Analis mengakui bahwa itu telah terlihat selama beberapa minggu "kehilangan momentum” dalam daftar internasional, tetapi menggarisbawahi bahwa malaise terutama ditandai oleh "tingkat kenaikan, atau lebih tepatnya jumlah saham yang berpartisipasi di dalamnya dan yang semakin menurun".
Secara khusus, kurangnya “kontribusi dari saham siklis – lanjut Fugnoli – yang telah mendorong kenaikan di bulan-bulan sebelumnya dan yang telah mundur dari maksimum, dalam beberapa kasus, bahkan sampai batas yang signifikan”.
Pengecualian adalah teknologi hebat, yang "telah membendung erosi ini selama beberapa waktu dan juga telah berhasil mencapai level tertinggi baru - menggarisbawahi ahli strategi Kairos - tetapi tidak dapat mengkompensasi mundurnya pasar lainnya dengan sendirinya".
Untuk bank, "ditambah dengan penurunan suku bunga, yang menghukum keuntungan" tetapi "memiliki alasan positif", yaitu "penahan yang kuat dari ekspektasi inflasi yang menunjukkan kepercayaan pada kefanaan kenaikan harga".
Namun, Fugnoli menjelaskan bahwa “jatuhnya suku bunga Namun dalam jangka waktu yang lama juga memiliki motivasi negatif, yaitu perlambatan siklus pemulihan ekonomi yang terlihat khususnya di sektor manufaktur. Untuk ini kita harus menambahkan percepatan pandemi dan posisi ke atas yang tidak seimbang dari bagian pasar saham".
Serangkaian kondisi ini, lanjut analis, “telah mulai berproduksi perbaikan yang bisa diperpanjang dengan fase alternatif sepanjang musim panas.

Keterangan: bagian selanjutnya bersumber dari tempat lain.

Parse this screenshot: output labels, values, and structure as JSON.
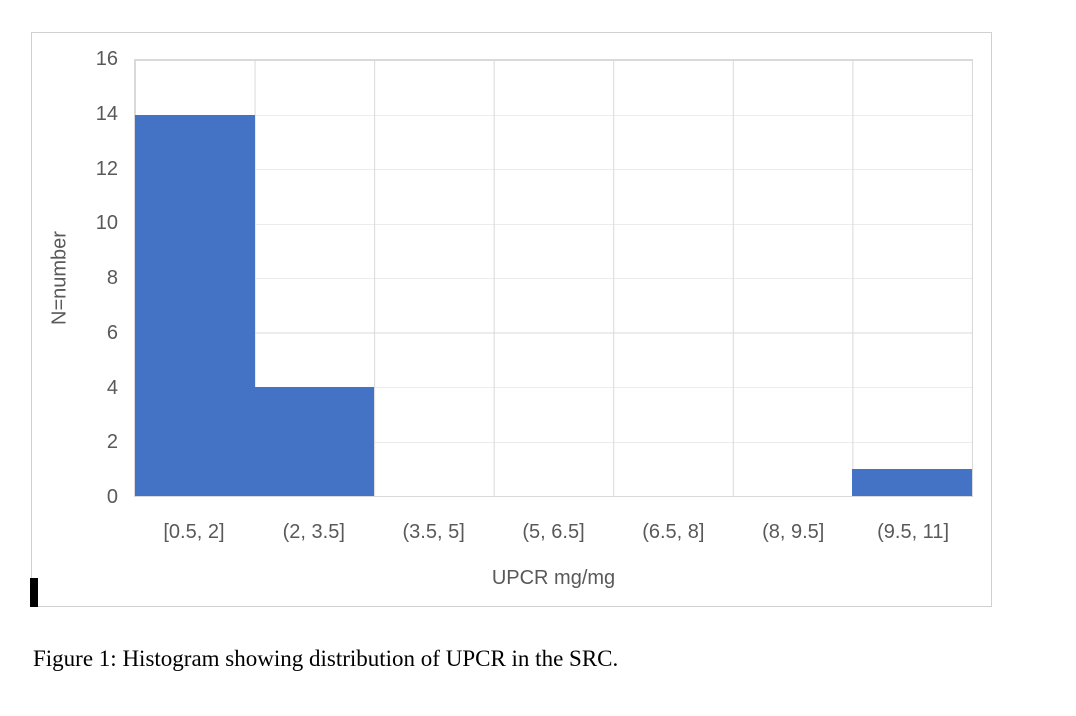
{
  "figure": {
    "caption": "Figure 1: Histogram showing distribution of UPCR in the SRC."
  },
  "chart_data": {
    "type": "bar",
    "subtype": "histogram",
    "categories": [
      "[0.5, 2]",
      "(2, 3.5]",
      "(3.5, 5]",
      "(5, 6.5]",
      "(6.5, 8]",
      "(8, 9.5]",
      "(9.5, 11]"
    ],
    "values": [
      14,
      4,
      0,
      0,
      0,
      0,
      1
    ],
    "title": "",
    "xlabel": "UPCR mg/mg",
    "ylabel": "N=number",
    "ylim": [
      0,
      16
    ],
    "y_ticks": [
      0,
      2,
      4,
      6,
      8,
      10,
      12,
      14,
      16
    ],
    "grid": true,
    "gap_width": 0,
    "legend": "none",
    "colors": {
      "bar": "#4472C4",
      "gridline": "#D9D9D9",
      "axis_text": "#595959"
    }
  }
}
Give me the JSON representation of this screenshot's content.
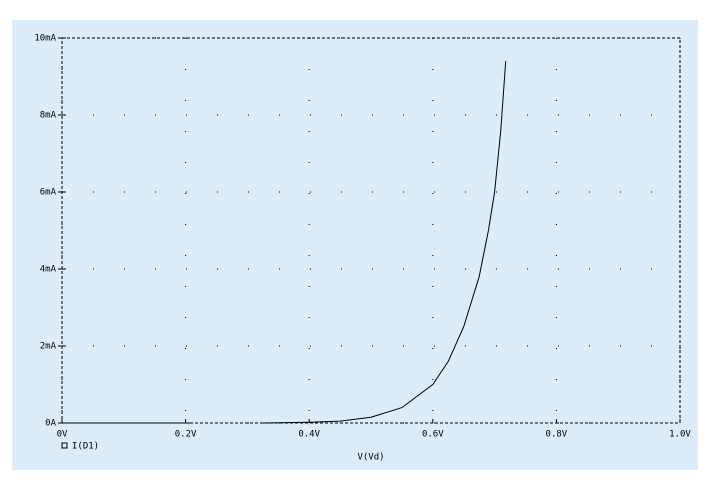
{
  "chart_data": {
    "type": "line",
    "x_label": "V(Vd)",
    "series": [
      {
        "name": "I(D1)",
        "color": "#000000",
        "x": [
          0,
          0.1,
          0.21,
          null,
          0.325,
          0.4,
          0.45,
          0.5,
          0.55,
          0.6,
          0.625,
          0.65,
          0.675,
          0.69,
          0.7,
          0.71,
          0.718
        ],
        "values": [
          0,
          0,
          0,
          null,
          0,
          0.02,
          0.05,
          0.15,
          0.4,
          1.0,
          1.6,
          2.5,
          3.8,
          5.0,
          6.0,
          7.6,
          9.4
        ]
      }
    ],
    "xlim": [
      0,
      1
    ],
    "xticks": [
      {
        "value": 0,
        "label": "0V"
      },
      {
        "value": 0.2,
        "label": "0.2V"
      },
      {
        "value": 0.4,
        "label": "0.4V"
      },
      {
        "value": 0.6,
        "label": "0.6V"
      },
      {
        "value": 0.8,
        "label": "0.8V"
      },
      {
        "value": 1.0,
        "label": "1.0V"
      }
    ],
    "ylim": [
      0,
      10
    ],
    "yticks": [
      {
        "value": 0,
        "label": "0A"
      },
      {
        "value": 2,
        "label": "2mA"
      },
      {
        "value": 4,
        "label": "4mA"
      },
      {
        "value": 6,
        "label": "6mA"
      },
      {
        "value": 8,
        "label": "8mA"
      },
      {
        "value": 10,
        "label": "10mA"
      }
    ],
    "grid": true
  }
}
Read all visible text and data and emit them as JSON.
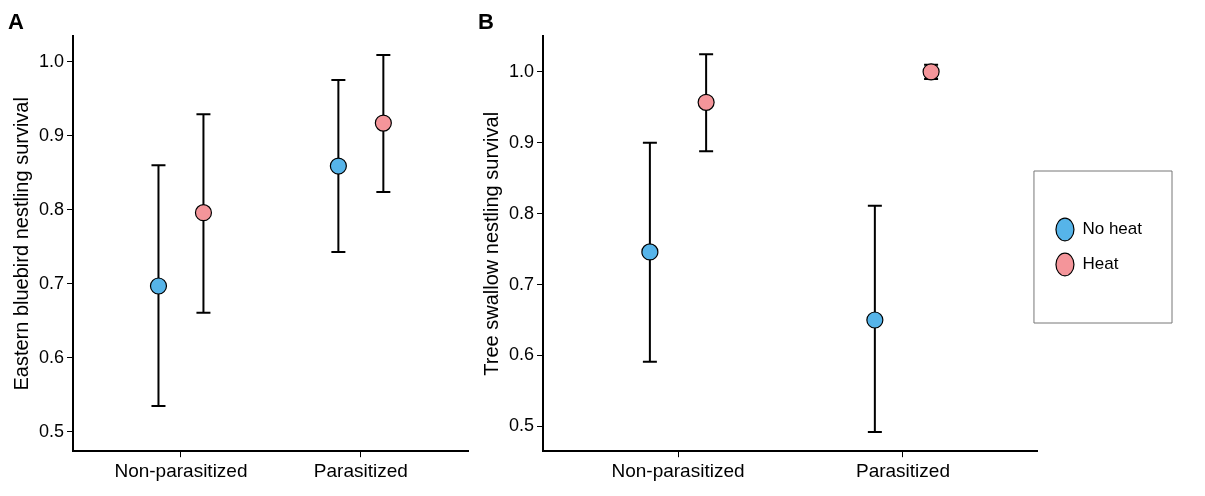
{
  "chart_data": [
    {
      "type": "scatter",
      "title": "A",
      "ylabel": "Eastern bluebird nestling survival",
      "categories": [
        "Non-parasitized",
        "Parasitized"
      ],
      "ylim": [
        0.474,
        1.034
      ],
      "yticks": [
        {
          "value": 0.5,
          "label": "0.5"
        },
        {
          "value": 0.6,
          "label": "0.6"
        },
        {
          "value": 0.7,
          "label": "0.7"
        },
        {
          "value": 0.8,
          "label": "0.8"
        },
        {
          "value": 0.9,
          "label": "0.9"
        },
        {
          "value": 1.0,
          "label": "1.0"
        }
      ],
      "marker": "circle",
      "legend": false,
      "series": [
        {
          "color": "#56b4e9",
          "values": [
            0.697,
            0.859
          ],
          "errors": [
            [
              0.535,
              0.86
            ],
            [
              0.743,
              0.975
            ]
          ]
        },
        {
          "color": "#f4959a",
          "values": [
            0.796,
            0.917
          ],
          "errors": [
            [
              0.661,
              0.929
            ],
            [
              0.824,
              1.009
            ]
          ]
        }
      ]
    },
    {
      "type": "scatter",
      "title": "B",
      "ylabel": "Tree swallow nestling survival",
      "categories": [
        "Non-parasitized",
        "Parasitized"
      ],
      "ylim": [
        0.465,
        1.05
      ],
      "yticks": [
        {
          "value": 0.5,
          "label": "0.5"
        },
        {
          "value": 0.6,
          "label": "0.6"
        },
        {
          "value": 0.7,
          "label": "0.7"
        },
        {
          "value": 0.8,
          "label": "0.8"
        },
        {
          "value": 0.9,
          "label": "0.9"
        },
        {
          "value": 1.0,
          "label": "1.0"
        }
      ],
      "marker": "circle",
      "legend": "right",
      "series": [
        {
          "name": "No heat",
          "color": "#56b4e9",
          "values": [
            0.746,
            0.65
          ],
          "errors": [
            [
              0.591,
              0.9
            ],
            [
              0.492,
              0.811
            ]
          ]
        },
        {
          "name": "Heat",
          "color": "#f4959a",
          "values": [
            0.957,
            1.0
          ],
          "errors": [
            [
              0.888,
              1.025
            ],
            [
              0.99,
              1.01
            ]
          ]
        }
      ]
    }
  ]
}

Jika faktor-faktor negatif ini membenarkan koreksi, faktor-faktor yang pertama-tama harus menahannya dan kemudian memungkinkan pemulihan dalam beberapa bulan mendatang tidak boleh dilupakan. Yang pertama adalah percepatan sektor jasa, yang mengkompensasi perlambatan di bidang manufaktur, yang kedua adalah bahwa perlambatan di bidang manufaktur mungkin bersifat sementara, terutama mengingat kebutuhan untuk membangun kembali stok, yang telah jatuh ke tingkat yang sangat rendah di mana-mana. Yang ketiga adalah bahwa kebijakan moneter tetap sangat ekspansif, baik di Amerika maupun di Eropa”.
Akhirnya, Fugnoli menyimpulkan, “tidak boleh dilupakan bahwa koreksi menyebabkan penyeimbangan kembali portofolio, menyakitkan di satu sisi, tetapi di sisi lain merupakan kondisi untuk pemulihan yang tidak terlalu spekulatif. Menavigasi volatilitas dalam kondisi laut yang ganas bisa menjadi godaan, tetapi kehati-hatian tetap disarankan”.